Entry Level Emergency Response Positions

The difference between EMTS and Paramedics is mostly to do with education and the scope of their practice, or the degree of care they can administer. Although both positions have the knowledge and skills to transport patients and provide emergency care, their levels of certification and hours in training vary considerably.

EMT certification is considered the entry level certification of emergency responders. While it is still an intense course that requires responders to have adequate training to jump into action in an emergency setting, emergency medical technicians are limited in the treatment they can provide to patients during pre-hospital care. All EMT education and training is the foundation for any emergency responder position. Without the basic skills learned when becoming certified to be an EMT, providers who have higher certifications wouldn’t be able to perform the basic, yet important, measures to save a life.

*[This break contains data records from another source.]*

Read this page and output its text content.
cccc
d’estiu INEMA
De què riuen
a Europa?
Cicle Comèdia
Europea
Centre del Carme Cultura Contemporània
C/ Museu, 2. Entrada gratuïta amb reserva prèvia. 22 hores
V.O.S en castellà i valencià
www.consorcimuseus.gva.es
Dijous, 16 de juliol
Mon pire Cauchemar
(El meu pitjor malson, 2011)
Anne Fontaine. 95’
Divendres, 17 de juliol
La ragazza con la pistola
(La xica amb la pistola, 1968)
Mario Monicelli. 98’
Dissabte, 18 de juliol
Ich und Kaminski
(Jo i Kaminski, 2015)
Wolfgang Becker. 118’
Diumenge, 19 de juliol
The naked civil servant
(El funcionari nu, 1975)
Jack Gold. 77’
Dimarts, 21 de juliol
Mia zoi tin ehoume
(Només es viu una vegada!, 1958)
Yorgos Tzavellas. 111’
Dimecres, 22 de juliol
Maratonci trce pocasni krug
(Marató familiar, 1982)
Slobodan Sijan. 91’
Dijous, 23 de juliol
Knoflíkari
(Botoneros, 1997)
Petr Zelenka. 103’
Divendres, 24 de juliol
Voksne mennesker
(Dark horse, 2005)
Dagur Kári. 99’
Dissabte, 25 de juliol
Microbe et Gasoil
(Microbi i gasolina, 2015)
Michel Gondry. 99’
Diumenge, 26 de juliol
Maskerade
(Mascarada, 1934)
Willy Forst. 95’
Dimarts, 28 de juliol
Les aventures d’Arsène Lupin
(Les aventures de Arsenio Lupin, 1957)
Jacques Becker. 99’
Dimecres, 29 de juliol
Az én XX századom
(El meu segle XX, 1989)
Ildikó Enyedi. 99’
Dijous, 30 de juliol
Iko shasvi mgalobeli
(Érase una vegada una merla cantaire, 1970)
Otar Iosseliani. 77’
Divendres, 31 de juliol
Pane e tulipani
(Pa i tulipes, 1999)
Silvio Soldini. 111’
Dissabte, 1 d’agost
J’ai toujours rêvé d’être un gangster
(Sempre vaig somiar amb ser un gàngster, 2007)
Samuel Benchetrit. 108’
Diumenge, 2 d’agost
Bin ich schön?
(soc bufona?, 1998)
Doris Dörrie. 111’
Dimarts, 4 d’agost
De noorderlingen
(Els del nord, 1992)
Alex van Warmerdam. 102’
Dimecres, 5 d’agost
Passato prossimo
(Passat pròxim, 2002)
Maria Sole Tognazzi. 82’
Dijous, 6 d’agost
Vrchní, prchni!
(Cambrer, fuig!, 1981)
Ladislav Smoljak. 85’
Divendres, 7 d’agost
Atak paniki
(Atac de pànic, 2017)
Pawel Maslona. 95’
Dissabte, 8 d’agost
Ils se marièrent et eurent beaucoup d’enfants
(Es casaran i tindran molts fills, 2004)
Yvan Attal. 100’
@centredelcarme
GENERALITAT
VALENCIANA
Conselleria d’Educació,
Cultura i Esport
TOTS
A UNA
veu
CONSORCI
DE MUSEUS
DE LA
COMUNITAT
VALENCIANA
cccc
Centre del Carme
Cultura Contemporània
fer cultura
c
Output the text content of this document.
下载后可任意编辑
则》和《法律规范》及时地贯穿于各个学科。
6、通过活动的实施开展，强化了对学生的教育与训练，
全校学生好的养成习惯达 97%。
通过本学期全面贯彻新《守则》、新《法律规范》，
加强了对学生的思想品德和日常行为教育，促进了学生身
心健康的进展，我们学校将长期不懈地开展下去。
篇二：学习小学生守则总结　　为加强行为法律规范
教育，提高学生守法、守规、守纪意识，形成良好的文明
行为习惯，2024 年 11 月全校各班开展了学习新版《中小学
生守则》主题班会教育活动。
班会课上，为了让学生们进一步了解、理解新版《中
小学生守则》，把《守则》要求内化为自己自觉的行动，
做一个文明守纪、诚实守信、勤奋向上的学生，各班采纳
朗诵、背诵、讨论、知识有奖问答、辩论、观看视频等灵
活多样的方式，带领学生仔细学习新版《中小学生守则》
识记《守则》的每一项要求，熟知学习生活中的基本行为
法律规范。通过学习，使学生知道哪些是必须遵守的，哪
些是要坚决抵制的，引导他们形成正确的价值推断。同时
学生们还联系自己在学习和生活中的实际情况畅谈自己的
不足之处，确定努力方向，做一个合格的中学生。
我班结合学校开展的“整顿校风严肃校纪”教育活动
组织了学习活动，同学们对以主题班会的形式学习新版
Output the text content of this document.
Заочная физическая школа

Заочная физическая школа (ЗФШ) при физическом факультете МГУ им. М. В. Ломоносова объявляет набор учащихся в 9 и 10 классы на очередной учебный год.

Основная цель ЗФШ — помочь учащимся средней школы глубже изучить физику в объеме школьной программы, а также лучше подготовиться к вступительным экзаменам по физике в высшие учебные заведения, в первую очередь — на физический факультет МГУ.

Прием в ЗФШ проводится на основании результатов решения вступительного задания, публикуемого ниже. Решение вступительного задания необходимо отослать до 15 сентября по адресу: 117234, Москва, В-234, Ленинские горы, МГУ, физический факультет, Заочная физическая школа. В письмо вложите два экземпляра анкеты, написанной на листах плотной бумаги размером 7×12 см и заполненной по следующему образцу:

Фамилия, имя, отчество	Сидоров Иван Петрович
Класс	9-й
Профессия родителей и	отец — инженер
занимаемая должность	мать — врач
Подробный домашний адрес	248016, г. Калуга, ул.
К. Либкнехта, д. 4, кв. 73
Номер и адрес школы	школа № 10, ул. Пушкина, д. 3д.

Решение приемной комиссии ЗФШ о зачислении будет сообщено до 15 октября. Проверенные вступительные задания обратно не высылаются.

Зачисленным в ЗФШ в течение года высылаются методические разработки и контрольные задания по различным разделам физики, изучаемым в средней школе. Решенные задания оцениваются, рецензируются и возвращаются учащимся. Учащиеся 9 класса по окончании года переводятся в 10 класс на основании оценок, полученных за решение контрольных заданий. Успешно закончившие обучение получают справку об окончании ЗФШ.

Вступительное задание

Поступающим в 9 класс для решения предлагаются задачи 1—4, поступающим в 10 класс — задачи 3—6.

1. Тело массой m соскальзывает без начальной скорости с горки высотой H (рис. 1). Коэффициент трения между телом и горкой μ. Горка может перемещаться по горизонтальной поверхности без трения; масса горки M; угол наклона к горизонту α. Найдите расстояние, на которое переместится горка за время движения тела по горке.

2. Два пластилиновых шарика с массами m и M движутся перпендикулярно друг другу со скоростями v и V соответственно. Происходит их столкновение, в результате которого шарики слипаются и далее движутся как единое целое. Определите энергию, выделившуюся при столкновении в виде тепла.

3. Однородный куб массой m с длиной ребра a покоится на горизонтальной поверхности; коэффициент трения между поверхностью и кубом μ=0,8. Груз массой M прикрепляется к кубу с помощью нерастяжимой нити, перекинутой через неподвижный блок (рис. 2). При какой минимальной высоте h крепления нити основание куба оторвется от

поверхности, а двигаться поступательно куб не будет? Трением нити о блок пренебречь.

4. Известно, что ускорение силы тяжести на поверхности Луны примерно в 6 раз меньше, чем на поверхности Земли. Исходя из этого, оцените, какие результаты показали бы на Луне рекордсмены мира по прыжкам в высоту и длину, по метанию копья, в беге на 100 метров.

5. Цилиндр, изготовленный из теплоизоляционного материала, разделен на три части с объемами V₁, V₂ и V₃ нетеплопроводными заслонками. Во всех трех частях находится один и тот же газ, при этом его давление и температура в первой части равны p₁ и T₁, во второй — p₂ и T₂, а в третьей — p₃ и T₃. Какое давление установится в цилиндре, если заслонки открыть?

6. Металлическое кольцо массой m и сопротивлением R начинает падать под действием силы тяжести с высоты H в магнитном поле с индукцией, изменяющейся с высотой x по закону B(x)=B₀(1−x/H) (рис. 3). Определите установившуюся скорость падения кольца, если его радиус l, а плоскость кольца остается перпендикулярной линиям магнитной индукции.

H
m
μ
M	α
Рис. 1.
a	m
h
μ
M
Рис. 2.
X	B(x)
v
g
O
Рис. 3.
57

Most EMT courses require between 120 and 150 hours of education. This includes lectures, hands-on skills, training, clinical, and field internships. Many people use the EMT position as a stepping stone into higher positions in the field of emergency response, such as becoming a Paramedic. The basic level life support performed by EMTs includes:
  • Taking vital signs
  • Bandaging and splinting
  • Spinal immobilization
  • CPR
  • Administering Oxygen
  • Administering glucose for diabetics
  • Treating asthma
  • Tending to allergic reactions
Anything beyond these basic types of treatment limits an EMTs ability to provide care. Since they are not allowed to break skin, tending to some types of allergic reaction and administering needles is not allowed.Advancing to a ParamedicBecoming a Paramedic takes a lot more training than finishing the EMT course. While EMTs have 120-150 hours of training, Paramedics have anywhere from 1200 to 1800 hours of training. A Paramedic’s training doesn’t only involve an increase in hours, they are highly educated in topics such as:
  • Anatomy
  • Physiology
  • Cardiology
  • Medication
  • Medical procedures
Paramedics undergo an additional six to twelve months of education. In addition to being able to perform all the medical assistance of an EMT, Paramedics can:
  • Administer IVs
  • Administer medications
  • Perform airway management
  • Resuscitate patients
  • Address heart attacks
  • Deal with trauma
Additionally, Paramedics are required to maintain all their licensed healthcare professional training. They undergo extensive pre-hospital advanced life support education. Besides their college based education, they add in 500 hours of field training. Once they are licensed, Paramedics maintain their training in such courses as:
  • Advanced Cardiac Life Support
  • Pediatric Advanced Life Support
  • Neonatal Resuscitation Programs
  • Pre-Hospital Trauma Life Support
  • Critical Care
  • Flight Paramedic Training
Whether looking at the career of an EMT or Paramedic, while the training and positions are different, both are noble professions. To run into an emergency scene, while others are running away, is a true sign of heroism. And whether you have extensive training, or basic, entry level training, it takes a special person to do the job.